S&P cuts Philippines outlook to ‘stable’ amid rising risks from Middle East conflict
By Katherine K. Chan, Reporter
S&P Global Ratings cut its outlook on the Philippines to “stable” from “positive,” citing the impact of the energy crisis on the country’s external and fiscal positions.
Still, the debt watcher affirmed the country’s “BBB+” long-term investment grade rating, which is a notch below National Government’s target “A” level grade. It likewise kept its “A-2” short-term rating for the country.
“We revised the rating outlook on the Philippines to stable from positive because the war in the Middle East has increased risks for the trajectory of the country’s external and fiscal metrics,” it said in a statement released Thursday.
A stable outlook means the Philippines’ credit rating will likely be maintained over the next two years, reflecting expectations that the country will “maintain healthy economic growth rates that will allow fiscal performance to improve gradually while external metrics deteriorate slightly.”

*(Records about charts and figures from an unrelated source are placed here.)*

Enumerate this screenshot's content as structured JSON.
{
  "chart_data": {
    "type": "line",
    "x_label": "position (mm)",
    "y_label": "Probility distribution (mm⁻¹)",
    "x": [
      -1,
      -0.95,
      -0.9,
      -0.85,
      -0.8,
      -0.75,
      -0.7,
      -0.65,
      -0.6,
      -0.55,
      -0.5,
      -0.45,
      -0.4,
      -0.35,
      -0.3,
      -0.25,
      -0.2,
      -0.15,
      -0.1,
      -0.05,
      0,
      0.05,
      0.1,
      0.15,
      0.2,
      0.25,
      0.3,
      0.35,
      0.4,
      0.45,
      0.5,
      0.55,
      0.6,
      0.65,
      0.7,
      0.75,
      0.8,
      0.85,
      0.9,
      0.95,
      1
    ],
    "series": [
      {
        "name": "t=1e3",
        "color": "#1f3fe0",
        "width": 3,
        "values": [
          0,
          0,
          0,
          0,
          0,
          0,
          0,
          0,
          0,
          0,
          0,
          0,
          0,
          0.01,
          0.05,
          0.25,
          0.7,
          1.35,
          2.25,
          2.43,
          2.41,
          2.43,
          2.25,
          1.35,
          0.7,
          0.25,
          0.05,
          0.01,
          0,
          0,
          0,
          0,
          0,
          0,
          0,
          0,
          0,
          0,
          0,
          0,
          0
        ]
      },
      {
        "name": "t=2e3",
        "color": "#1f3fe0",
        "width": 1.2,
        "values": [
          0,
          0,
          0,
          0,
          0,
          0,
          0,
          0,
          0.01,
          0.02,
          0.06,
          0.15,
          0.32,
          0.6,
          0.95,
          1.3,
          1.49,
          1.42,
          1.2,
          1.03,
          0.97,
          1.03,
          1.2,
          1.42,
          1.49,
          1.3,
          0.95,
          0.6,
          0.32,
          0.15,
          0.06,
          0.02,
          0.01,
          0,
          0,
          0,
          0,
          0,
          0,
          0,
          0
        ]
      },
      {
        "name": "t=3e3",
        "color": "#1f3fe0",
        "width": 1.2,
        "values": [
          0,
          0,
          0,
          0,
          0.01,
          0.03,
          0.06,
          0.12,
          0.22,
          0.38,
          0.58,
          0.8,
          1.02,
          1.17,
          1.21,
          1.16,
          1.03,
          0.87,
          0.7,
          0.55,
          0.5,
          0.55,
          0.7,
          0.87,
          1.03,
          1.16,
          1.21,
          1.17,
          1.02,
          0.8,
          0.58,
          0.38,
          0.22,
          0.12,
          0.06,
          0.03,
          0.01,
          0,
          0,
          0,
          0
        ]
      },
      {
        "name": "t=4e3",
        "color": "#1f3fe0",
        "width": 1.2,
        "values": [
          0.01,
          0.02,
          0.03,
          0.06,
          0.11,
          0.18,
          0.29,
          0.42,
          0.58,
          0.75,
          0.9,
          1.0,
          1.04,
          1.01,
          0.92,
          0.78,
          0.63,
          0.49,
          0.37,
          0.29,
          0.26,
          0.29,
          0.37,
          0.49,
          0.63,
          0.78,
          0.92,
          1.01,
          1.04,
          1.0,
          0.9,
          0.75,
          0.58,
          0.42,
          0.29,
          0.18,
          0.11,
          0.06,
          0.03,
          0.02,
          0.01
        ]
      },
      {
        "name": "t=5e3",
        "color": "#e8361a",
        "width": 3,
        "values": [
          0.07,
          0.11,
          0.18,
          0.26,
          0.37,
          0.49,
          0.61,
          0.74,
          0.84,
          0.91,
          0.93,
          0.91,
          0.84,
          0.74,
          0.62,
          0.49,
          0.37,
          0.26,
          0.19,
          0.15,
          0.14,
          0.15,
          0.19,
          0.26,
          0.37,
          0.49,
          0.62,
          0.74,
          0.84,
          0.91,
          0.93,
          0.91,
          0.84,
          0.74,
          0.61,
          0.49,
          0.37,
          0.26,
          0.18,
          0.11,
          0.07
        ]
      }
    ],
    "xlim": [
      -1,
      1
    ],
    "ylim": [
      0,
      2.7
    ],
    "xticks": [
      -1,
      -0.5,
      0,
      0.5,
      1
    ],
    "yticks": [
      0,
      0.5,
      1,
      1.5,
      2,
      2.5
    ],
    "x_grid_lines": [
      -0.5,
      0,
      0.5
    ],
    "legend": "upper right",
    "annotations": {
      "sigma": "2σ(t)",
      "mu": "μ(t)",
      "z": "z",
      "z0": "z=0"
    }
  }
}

S&P noted that the Middle East war will likely continue to disrupt economies in the coming months even as they expect the conflicts to peak and the Strait of Hormuz’s closure to ease this April.
“However, uncertainty over how the situation will unfold is high,” it added. “We believe it is unlikely that external and fiscal support will improve sufficiently over the next two to three years to meaningfully augment support for the sovereign ratings.”